Gross ist sie nicht, die Dreieinhalb-Zimmer-Genossenschaftswohnung von Luka Popadić (43) und seiner Freundin Kristina Eiviler (32) in Wipkingen ZH. Grossartig ist dafür die Aussicht auf die Stadt Zürich. Im Blick der monumentale Prime Tower, im Hintergrund der glitzernde See und die gepuderten Alpen. «Ich sitze oft auf unserem Balkon und beobachte die Vögel. Das beruhigt mich», erzählt der Regisseur.

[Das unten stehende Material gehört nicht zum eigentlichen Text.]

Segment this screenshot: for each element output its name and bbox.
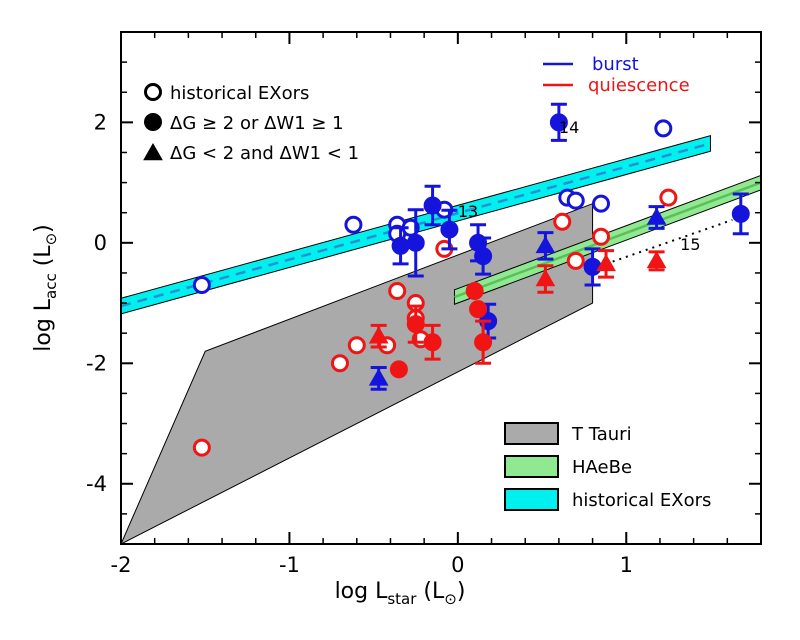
annotation-13: 13 [458, 202, 478, 221]
legend-region-label-2: historical EXors [572, 490, 711, 511]
plot-frame [120, 31, 762, 545]
point-s1-11 [592, 227, 610, 246]
point-s5-0 [368, 326, 389, 344]
point-s4-0 [368, 368, 389, 386]
point-s2-9 [731, 204, 750, 223]
point-s2-1 [406, 233, 425, 252]
lines-layer [605, 218, 733, 265]
y-axis-label: log Lacc (L⊙) [31, 224, 60, 352]
point-s3-3 [465, 282, 484, 301]
legend-burst-label: burst [592, 54, 639, 75]
point-s0-0 [192, 275, 211, 294]
point-s5-1 [535, 268, 556, 287]
point-s0-9 [654, 119, 673, 138]
x-tick-label: 0 [451, 553, 464, 577]
point-s1-1 [330, 354, 349, 373]
legend-open-circle-marker [144, 83, 162, 101]
point-s2-3 [440, 220, 459, 239]
point-s2-0 [391, 236, 410, 255]
point-s1-10 [566, 251, 585, 270]
point-s4-2 [646, 207, 667, 225]
point-s2-7 [549, 113, 568, 132]
annotations-layer: 13 14 15 [458, 118, 701, 254]
legend-swatch-0 [504, 422, 559, 445]
axes-layer: -2 -1 0 1 -4 -2 0 2 [86, 32, 762, 577]
legend-triangle-marker [143, 142, 163, 161]
point-s2-2 [423, 196, 442, 215]
point-s3-1 [406, 315, 425, 334]
x-tick-label: -2 [111, 553, 132, 577]
point-s3-0 [389, 360, 408, 379]
legend-layer: historical EXors ΔG ≥ 2 or ΔW1 ≥ 1 ΔG < 2 … [143, 54, 711, 511]
x-axis-label: log Lstar (L⊙) [335, 579, 466, 608]
point-s0-7 [566, 191, 585, 210]
legend-swatch-1 [504, 455, 559, 478]
point-s3-2 [423, 333, 442, 352]
dotted-line [605, 218, 733, 265]
point-s1-4 [388, 282, 407, 301]
point-s4-1 [535, 235, 556, 254]
y-tick-label: 2 [94, 110, 107, 134]
point-s1-9 [553, 212, 572, 231]
point-s5-3 [646, 250, 667, 269]
legend-quiescence-label: quiescence [588, 75, 690, 96]
legend-swatch-2 [504, 488, 559, 511]
x-tick-label: 1 [620, 553, 633, 577]
legend-region-label-1: HAeBe [572, 457, 632, 478]
annotation-15: 15 [680, 235, 700, 254]
point-s1-0 [192, 438, 211, 457]
legend-big-label: ΔG ≥ 2 or ΔW1 ≥ 1 [170, 113, 344, 134]
legend-small-label: ΔG < 2 and ΔW1 < 1 [170, 143, 359, 164]
point-s5-2 [596, 253, 616, 272]
y-tick-label: -4 [86, 472, 107, 496]
y-tick-label: 0 [94, 231, 107, 255]
annotation-14: 14 [559, 118, 579, 137]
points-layer [192, 102, 750, 457]
point-s2-5 [474, 247, 493, 266]
point-s0-8 [592, 194, 610, 213]
y-tick-label: -2 [86, 351, 107, 375]
point-s1-12 [659, 188, 678, 207]
point-s3-4 [469, 300, 488, 319]
point-s1-2 [347, 336, 366, 355]
legend-historical-label: historical EXors [170, 83, 309, 104]
point-s3-5 [474, 333, 493, 352]
legend-region-label-0: T Tauri [571, 424, 632, 445]
legend-filled-circle-marker [144, 113, 162, 131]
x-tick-label: -1 [279, 553, 300, 577]
point-s0-1 [344, 215, 363, 234]
point-s2-8 [583, 257, 602, 276]
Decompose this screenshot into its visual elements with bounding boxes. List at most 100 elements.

«Aber als Ornithologe würde ich mich deshalb keineswegs bezeichnen.» Sagts und lacht. Überhaupt: Lachen ist eine auffällige Gemeinsamkeit von Luka und Kristina. Ständig schäkern und witzeln sie zusammen. Mal auf Englisch, mal auf Serbisch. Vor fünf Jahren kam Kristina Eiviler fürs Studium aus Serbien in die Schweiz. Im Moment ist sie am Abschluss ihrer Dissertation, wird bald Doktorin der Allgemeinen Sprachwissenschaften sein. Seit drei Jahren sind die beiden ein Paar. Vom Heiraten ist allerdings noch nicht die Rede. «Oder sieht man an meinem Finger einen Verlobungsring?», schmunzelt Kristina und streckt dabei neckisch ihre linke Hand Richtung Luka aus. Dieser grinst nur und zuckt mit den Schultern.
Ausgezeichnete Filme
Luka Popadić kommt 1980 als Sohn serbischer Eltern in Baden AG auf die Welt. Nach der Einbürgerung und der RS verlängert er seinen Dienst in der Schweizer Armee, um Offizier zu werden. Danach studiert er Politikwissenschaften und Geschichte an der Uni Zürich. Und später fünf Jahre lang Filmregie in Belgrad. Die Kurzfilme und Dokumentationen, die Popadić während seines Studiums dreht, werden an mehr als 170 Filmfestivals auf der ganzen Welt gezeigt und über 25 Mal ausgezeichnet. Mit seinem neuen und ersten langen Dok-Film «Echte Schweizer», der im Moment in den Kinos läuft, gelingt ihm gleich ein grosser Coup: Er gewinnt diesen Januar an den 59. Solothurner Filmtagen den begehrten Publikumspreis.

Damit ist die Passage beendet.